Perlakukan manajemen dan pelatih Persebaya kepada Aji terbilang baik. Meski datang dari klub rival, Persebaya tetap menyematkan ban kapten kepada Aji. "Alasannya mereka telah lama memantau penampilan dan sikap saya," terang Aji.

3 dari 5 halaman

Indriyanto Nugroho dari Arseto Solo ke Pelita Jaya

Indriyanto Nugroho meroket di sepak bola nasional setelah mengenyam pengalaman lewat program PSSI Primavera 1995-1996. Pemain asal Kabupaten Sukoharjo, Jawa Tengah ini menjadi pusat perhatian dengan pemberitaan ketika ia dibeli dengan nilai Rp100.

Nunung, sapaan akrab Indriyanto Nugroho, direkrut Pelita Jaya dari Arseto Solo pada tahun 1996-1997. Saat itu, dua klub eks Galatama, Pelita Jaya dan Arseto Solo berebut untuk memakai jasanya sepulang dari Italia dalam program Primavera. Terjadi perseteruan antara Arseto dan Pelita Jaya.

Setelah menjalani latihan di Italia, Nunung memang sempat pulang ke Solo, untuk berlatih di Diklat Arseto yakni timnya terdahulu. Menuju kariernya ke jenjang profesional, manajemen Arseto tak kunjung memberikan kepastian kontrak untuknya.

Lantas dirinya menerima tawaran Pelita Jaya yang serius meminangnya. Di sisi lain, Arseto mengklaim jadi klub asal Nunung. Alasannya, Nunung pernah terdaftar sebagai pemain Diklat Arseto.

Alhasil, sempat terjadi polemik di media massa dan berujung perdamaian di Sekretariat PSSI di Stadion Utama Gelora Bung Karno (SUGBK), Jakarta, pada 29 Maret 1996. Pada pertemuan yang sempat berjalan panas itu, manajemen Arseto dan Pelita Jaya akhirnya menemui kesepakatan.

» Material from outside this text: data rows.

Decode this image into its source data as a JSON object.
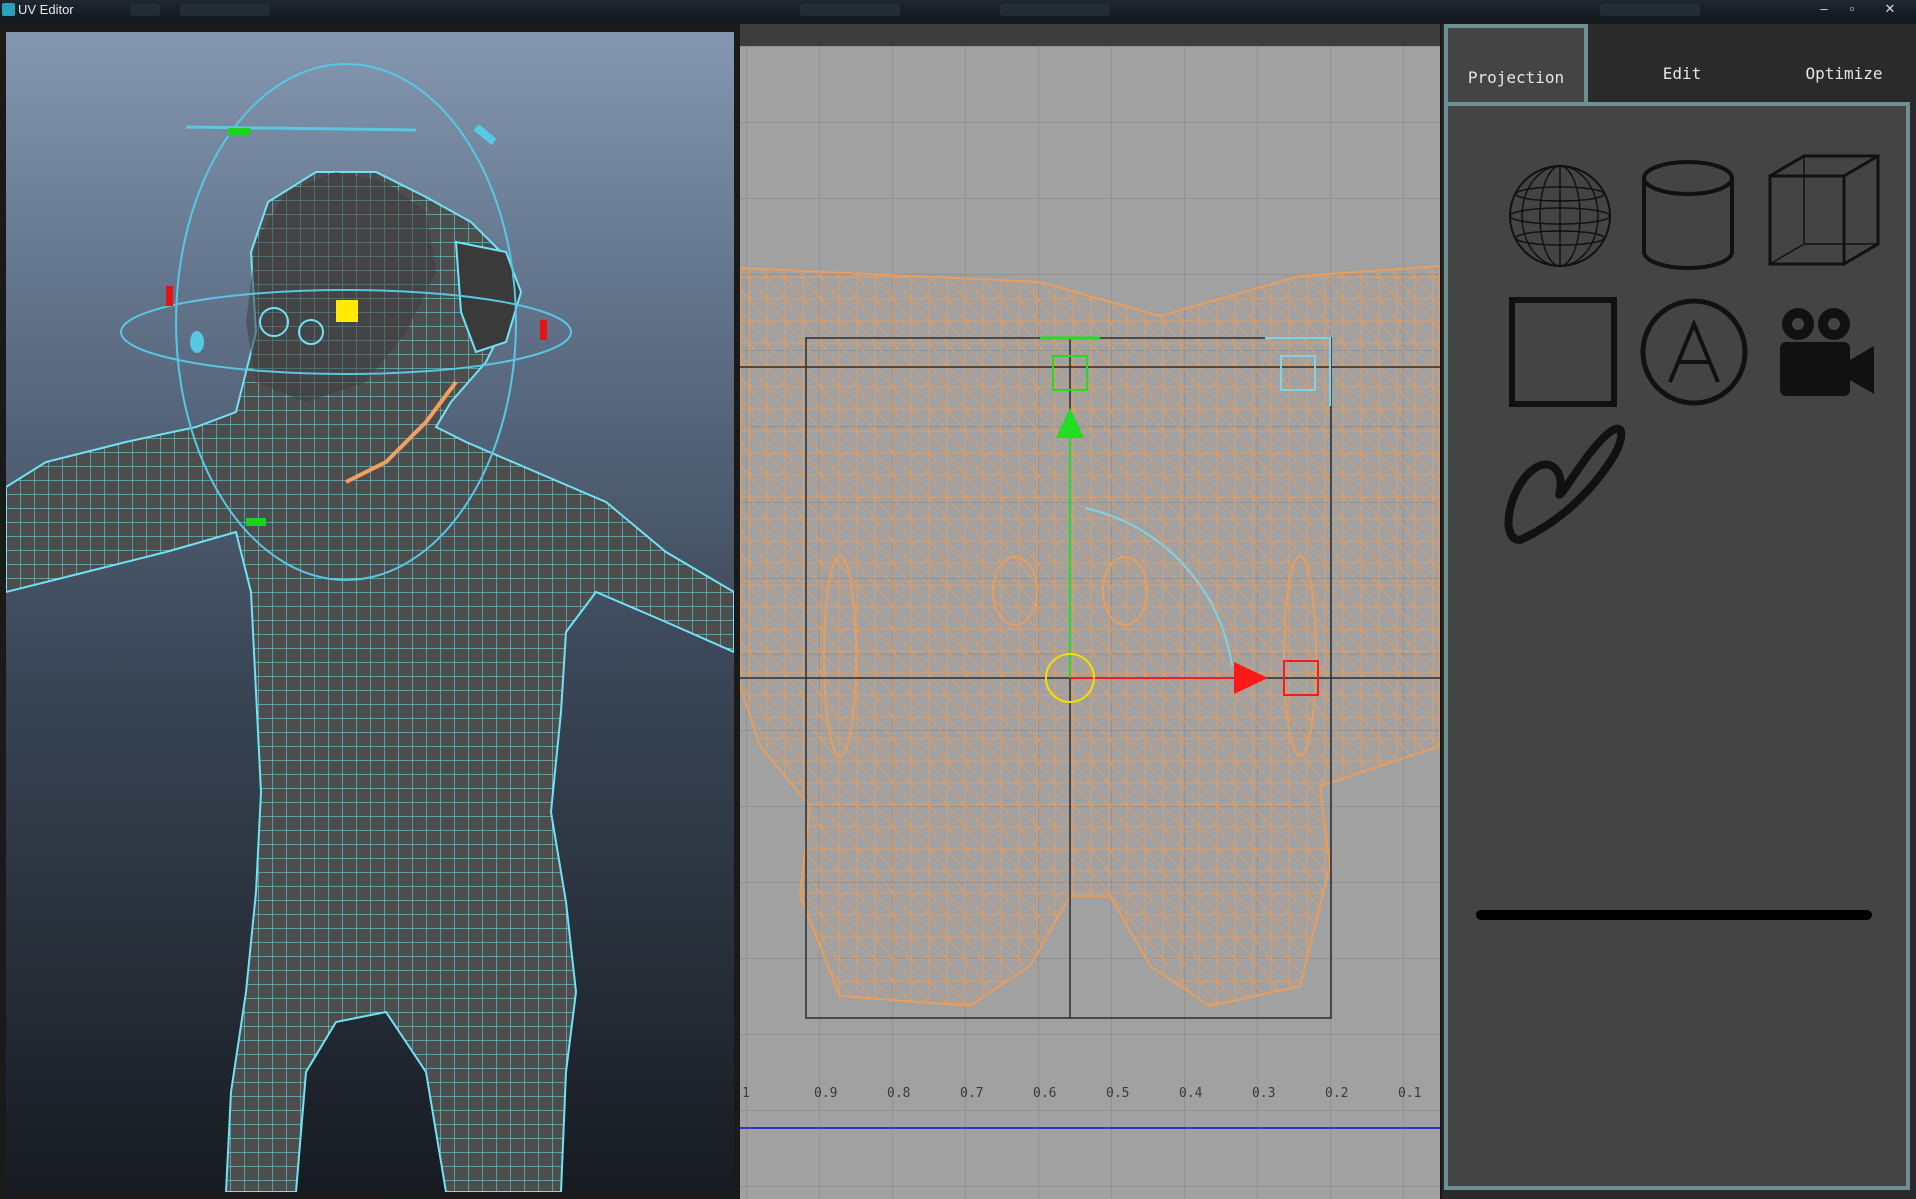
{
  "window": {
    "title": "UV Editor",
    "controls": {
      "minimize": "–",
      "restore": "▫",
      "close": "✕"
    }
  },
  "uv_editor": {
    "axis_labels": [
      "1",
      "0.9",
      "0.8",
      "0.7",
      "0.6",
      "0.5",
      "0.4",
      "0.3",
      "0.2",
      "0.1"
    ],
    "colors": {
      "background": "#a1a1a1",
      "wireframe": "#e79d5d",
      "axis_u": "#ff1a1a",
      "axis_v": "#22dd22",
      "rotate_ring": "#7fd3e4",
      "center_ring": "#f2e100"
    }
  },
  "viewport": {
    "colors": {
      "wireframe": "#6fe3f5",
      "skin": "#4a4a4a",
      "manip": "#57c7e3",
      "handle_yellow": "#ffea00",
      "handle_red": "#e41414",
      "handle_green": "#1ad31a"
    }
  },
  "panel": {
    "tabs": [
      {
        "label": "Projection",
        "active": true
      },
      {
        "label": "Edit",
        "active": false
      },
      {
        "label": "Optimize",
        "active": false
      }
    ],
    "tools": [
      {
        "name": "spherical-projection-icon"
      },
      {
        "name": "cylindrical-projection-icon"
      },
      {
        "name": "cube-projection-icon"
      },
      {
        "name": "planar-projection-icon"
      },
      {
        "name": "automatic-projection-icon",
        "glyph": "A"
      },
      {
        "name": "camera-projection-icon"
      },
      {
        "name": "contour-stretch-icon"
      }
    ],
    "accent": "#6e8f92"
  }
}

Arseto mau melepas Nunung dengan nilai transfer yang tak masuk akal yakni Rp100. Ini merupakan rekor transfer termurah dalam sejarah sepak bola modern sampai saat ini. Kabar tersebut pun membuat dirinya dicap sebagai mister Mr. Cepek, karena direkrut dengan nominal tersebut pada masa itu.

Saat ditemui Bola.com di rumah lahirnya Pasoepati, Solo, pada 26 Juni 2020, Nunung bercerita panjang lebar mengenai masa-masa sulitnya saat itu. Predikat Mr, cepek sempat membuatnya tertekan, padahal baru merintis sebagai pesepakbola profesional.

"Selama dua tahun itu saya seperti kaget, tertekan. Bagaimana tidak, sebutan pemain cepek selalu ditujukan ke saya," terangnya.

"Saya masih ingat setiap pertandingan di luar, seperti main di Medan, Bandung, atau Padang, banyak penonton yang melempari saya uang koin seratus perak," tutur pemain asal Bekonang, Kabupaten Sukoharjo ini.

Nunung membeberkan cerita proses menerima pinangan dari Pelita Jaya. Sebagai pemain Diklat Arseto, sepulangnya dari Italia, Nunung kembali ke Solo untuk tetap berlatih.

Akan tetapi, tidak ada kepastian dari manajemen Arseto mengenai statusnya untuk ke jenjang profesional. Sebelumnya juga tidak ada ikatan kontrak hitam di atas putih dengan manajemen Arseto, sehingga membuatnya berpaling ke Pelita Jaya.

"Saya juga menunggu langkah manajemen Arseto waktu itu mau bagaimana. Sebagai pemain kan wajar menunggu kepastian. Jujur saja saya tidak ada ikatan apapun dengan Arseto waktu itu, termasuk perjanjian apapun," terangnya.

"Pelita datang datang menawari saya dan terjadi kesepakatan. Kemudian muncul pemberitaan soal mister cepek yang sejujurnya saya tidak tahu apa-apa," lanjut pemain Timnas Indonesia di Piala AFC 1996 ini.

4 dari 5 halaman

Makan Konate dari Arema FC ke Persebaya

Makan Konate membuat keputusan mengejutkan pada awal tahun ini. Diperebutkan banyak klub pada bursa transfer Shopee Liga 1, gelandang asal Mali itu memilih menyebrang ke rival Arema FC, Persebaya Surabaya.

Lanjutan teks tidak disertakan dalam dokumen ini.